Quasi tutti i membri del Battaglione 101 sopravvissero alla fine della guerra e tornarono in Germania. Dopo la guerra, solo quattro membri subirono conseguenze delle loro azioni in Polonia. Nel 1962 il Battaglione 101 fu posto per intero sotto investigazione dalla Procura di Amburgo. Nel 1967, quattordici membri furono messi sotto processo e anche se la maggior parte fu condannata, solo cinque andarono in prigione, scontando una pena dai cinque agli otto anni, ridotti poi nel corso di un lungo processo di appello.

P.S. Ho volutamente omesso le parti più raccapriccianti delle deposizioni.

Erano semplici operai, commercianti, artigiani, impiegati, imprenditori, uomini comuni. Fu data loro la possibilità di scegliere. Preferirono trasformarsi in mostri. 
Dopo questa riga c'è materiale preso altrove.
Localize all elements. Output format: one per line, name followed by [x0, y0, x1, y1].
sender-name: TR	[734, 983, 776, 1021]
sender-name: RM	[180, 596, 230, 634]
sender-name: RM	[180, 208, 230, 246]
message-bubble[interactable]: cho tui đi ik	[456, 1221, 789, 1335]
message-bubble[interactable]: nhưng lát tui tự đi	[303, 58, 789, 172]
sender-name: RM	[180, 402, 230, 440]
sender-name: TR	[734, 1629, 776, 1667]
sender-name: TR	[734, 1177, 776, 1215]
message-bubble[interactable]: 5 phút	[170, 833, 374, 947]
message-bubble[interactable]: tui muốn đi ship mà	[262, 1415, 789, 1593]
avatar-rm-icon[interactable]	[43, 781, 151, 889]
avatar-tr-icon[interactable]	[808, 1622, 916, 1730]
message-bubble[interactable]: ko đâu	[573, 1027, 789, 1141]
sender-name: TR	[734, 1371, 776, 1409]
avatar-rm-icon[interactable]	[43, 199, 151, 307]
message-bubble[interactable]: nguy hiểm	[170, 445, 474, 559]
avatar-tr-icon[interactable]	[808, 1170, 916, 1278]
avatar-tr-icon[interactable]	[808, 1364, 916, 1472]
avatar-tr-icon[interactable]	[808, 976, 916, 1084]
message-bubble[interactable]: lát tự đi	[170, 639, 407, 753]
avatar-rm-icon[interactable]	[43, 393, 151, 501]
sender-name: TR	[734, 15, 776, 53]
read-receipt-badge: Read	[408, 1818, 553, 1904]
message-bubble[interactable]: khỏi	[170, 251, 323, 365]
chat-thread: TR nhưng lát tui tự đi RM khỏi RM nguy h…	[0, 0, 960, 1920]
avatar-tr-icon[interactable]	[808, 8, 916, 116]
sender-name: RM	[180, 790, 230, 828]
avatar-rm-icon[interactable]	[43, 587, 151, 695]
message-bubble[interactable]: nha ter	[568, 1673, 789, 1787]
Nelle elezioni del 1933, milioni di tedeschi diedero piena fiducia a Hitler.
Nel novembre dello stesso anno, 40 milioni di tedeschi votarono a favore della politica estera e del nuovo Reichstag sulla lista unica presentata dal Governo. .
Alla fine della guerra erano iscritti al Partito Nazista 8,5 milioni di tedeschi.